If you’re going to accurately host a 1920s Prohibition dinner & a murder party, alcohol beverages are mandatory regardless what the law says. The creative challenge was how to serve the hooch discreetly to maintain the integrity of the speakeasy theme. I toyed with the idea of serving the drinks in mason jars with those charming daisy cut lids from Sweet Lulu, but realized my extensive vintage soda bottle collection would be perfect. Not only was it one of few ways for me to forgo an additional expense, but it infused my personality into the party which is the basis of every partyjeanie project.
The cocktail menu was limited, but well crafted. Each liquor had its own designated drinking vessel. The libation and its glassware are listed below:
- Perseco (better value than champagne on this beer budget bash) served in antique crystal champagne coupes
- Vodka Collins served in the aforementioned soda pop bottles
- Moonshine served in Baccarat cordial glasses (probably a 1st for my grandmothers stemware.)

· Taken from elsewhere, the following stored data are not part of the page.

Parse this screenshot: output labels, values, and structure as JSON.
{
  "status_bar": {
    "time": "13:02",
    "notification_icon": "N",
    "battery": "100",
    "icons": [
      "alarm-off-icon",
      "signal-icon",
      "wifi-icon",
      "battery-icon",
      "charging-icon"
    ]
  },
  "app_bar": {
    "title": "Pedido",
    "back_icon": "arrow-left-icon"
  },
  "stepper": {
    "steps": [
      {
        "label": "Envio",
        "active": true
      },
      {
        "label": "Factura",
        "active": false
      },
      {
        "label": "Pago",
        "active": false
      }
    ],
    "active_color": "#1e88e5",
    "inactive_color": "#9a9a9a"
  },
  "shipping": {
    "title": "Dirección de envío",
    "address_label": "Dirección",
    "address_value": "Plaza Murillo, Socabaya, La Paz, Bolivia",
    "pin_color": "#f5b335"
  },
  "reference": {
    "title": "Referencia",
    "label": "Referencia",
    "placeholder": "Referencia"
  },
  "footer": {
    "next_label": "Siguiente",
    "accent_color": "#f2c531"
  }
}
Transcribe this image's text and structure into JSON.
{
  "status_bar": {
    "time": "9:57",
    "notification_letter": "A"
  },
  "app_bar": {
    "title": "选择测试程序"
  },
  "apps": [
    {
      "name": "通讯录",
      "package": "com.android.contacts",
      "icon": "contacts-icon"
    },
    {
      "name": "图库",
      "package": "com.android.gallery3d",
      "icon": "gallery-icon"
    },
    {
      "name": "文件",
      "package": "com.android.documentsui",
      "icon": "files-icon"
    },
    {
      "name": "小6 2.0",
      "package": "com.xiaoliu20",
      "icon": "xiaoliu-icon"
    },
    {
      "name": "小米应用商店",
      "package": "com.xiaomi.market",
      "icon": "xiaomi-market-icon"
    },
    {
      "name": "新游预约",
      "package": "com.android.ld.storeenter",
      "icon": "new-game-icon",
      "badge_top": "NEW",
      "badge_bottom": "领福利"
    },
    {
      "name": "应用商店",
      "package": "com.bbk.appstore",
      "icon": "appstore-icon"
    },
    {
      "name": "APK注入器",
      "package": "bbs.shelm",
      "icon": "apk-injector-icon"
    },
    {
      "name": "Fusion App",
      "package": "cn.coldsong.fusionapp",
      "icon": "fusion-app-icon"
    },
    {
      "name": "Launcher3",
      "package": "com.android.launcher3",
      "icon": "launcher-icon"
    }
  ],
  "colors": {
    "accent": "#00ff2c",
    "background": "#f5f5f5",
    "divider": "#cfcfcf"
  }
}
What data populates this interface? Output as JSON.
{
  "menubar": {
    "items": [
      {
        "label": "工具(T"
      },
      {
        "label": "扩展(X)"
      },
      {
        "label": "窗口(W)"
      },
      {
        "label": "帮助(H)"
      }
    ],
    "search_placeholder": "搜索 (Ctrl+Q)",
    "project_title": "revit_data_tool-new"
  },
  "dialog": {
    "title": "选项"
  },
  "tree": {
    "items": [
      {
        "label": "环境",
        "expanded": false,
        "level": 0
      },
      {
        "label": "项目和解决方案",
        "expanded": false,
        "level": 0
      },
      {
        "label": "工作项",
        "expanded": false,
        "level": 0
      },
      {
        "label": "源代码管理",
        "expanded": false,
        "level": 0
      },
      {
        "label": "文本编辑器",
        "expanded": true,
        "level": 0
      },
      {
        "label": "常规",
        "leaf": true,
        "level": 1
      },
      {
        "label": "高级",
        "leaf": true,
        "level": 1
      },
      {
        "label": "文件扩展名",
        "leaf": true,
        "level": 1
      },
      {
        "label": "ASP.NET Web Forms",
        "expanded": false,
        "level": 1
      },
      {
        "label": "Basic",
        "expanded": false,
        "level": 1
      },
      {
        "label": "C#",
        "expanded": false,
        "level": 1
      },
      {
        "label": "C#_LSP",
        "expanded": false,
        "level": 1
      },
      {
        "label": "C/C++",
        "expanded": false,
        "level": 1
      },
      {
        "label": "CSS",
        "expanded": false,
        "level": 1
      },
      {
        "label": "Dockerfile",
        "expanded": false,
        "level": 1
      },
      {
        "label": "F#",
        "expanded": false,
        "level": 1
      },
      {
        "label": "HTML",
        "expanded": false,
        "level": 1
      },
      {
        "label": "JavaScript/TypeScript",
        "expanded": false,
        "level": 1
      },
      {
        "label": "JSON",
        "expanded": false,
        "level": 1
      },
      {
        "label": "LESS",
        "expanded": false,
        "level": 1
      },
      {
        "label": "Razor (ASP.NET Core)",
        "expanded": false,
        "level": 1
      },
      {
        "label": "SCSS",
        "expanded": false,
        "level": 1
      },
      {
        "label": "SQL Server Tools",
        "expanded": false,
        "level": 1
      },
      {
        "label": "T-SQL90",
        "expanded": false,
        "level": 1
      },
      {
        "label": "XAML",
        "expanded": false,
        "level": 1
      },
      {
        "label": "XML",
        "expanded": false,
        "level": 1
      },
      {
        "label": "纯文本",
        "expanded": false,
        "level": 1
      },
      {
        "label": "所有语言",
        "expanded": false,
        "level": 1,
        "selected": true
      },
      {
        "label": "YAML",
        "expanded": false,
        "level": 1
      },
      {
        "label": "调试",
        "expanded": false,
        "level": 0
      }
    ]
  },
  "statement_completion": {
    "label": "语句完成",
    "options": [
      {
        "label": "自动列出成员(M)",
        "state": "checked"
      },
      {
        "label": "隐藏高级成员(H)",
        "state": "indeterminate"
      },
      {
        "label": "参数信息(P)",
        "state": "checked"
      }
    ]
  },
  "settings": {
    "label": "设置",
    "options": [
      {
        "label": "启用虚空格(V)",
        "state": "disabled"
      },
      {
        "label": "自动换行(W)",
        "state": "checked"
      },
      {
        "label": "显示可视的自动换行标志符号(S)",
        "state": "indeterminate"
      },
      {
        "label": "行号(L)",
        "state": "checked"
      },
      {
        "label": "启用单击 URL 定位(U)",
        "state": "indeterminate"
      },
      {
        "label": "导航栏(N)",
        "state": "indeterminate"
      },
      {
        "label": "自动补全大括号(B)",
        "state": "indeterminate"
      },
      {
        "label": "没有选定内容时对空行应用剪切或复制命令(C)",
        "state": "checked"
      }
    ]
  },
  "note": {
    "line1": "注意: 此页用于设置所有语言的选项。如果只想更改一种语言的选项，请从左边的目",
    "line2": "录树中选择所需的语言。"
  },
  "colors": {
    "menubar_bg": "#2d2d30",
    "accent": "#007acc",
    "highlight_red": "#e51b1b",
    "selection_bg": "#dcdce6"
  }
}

- Mexican Coca-Cola & Sprite in their own glass bottles
- Sparkling & flat water in crystal wine glasses
Poppy long paper straws were placed into the vodka collins which may have explained why certain guests were a little more *festive* had they not sipped their drinks through a straw. Mason jars were used to hold fruit garnishes. I must admit it was really fun to see adults dolled up as 1920s gangsters & molls with tab, rc & pop shoppe bottles clutched in their well manicured hands.
Well, I think this might be the last installment from the dinner & a murder party. I hope it will be helpful should you ever decide to plot a murder staged in a Chicago nightclub set during Prohibition.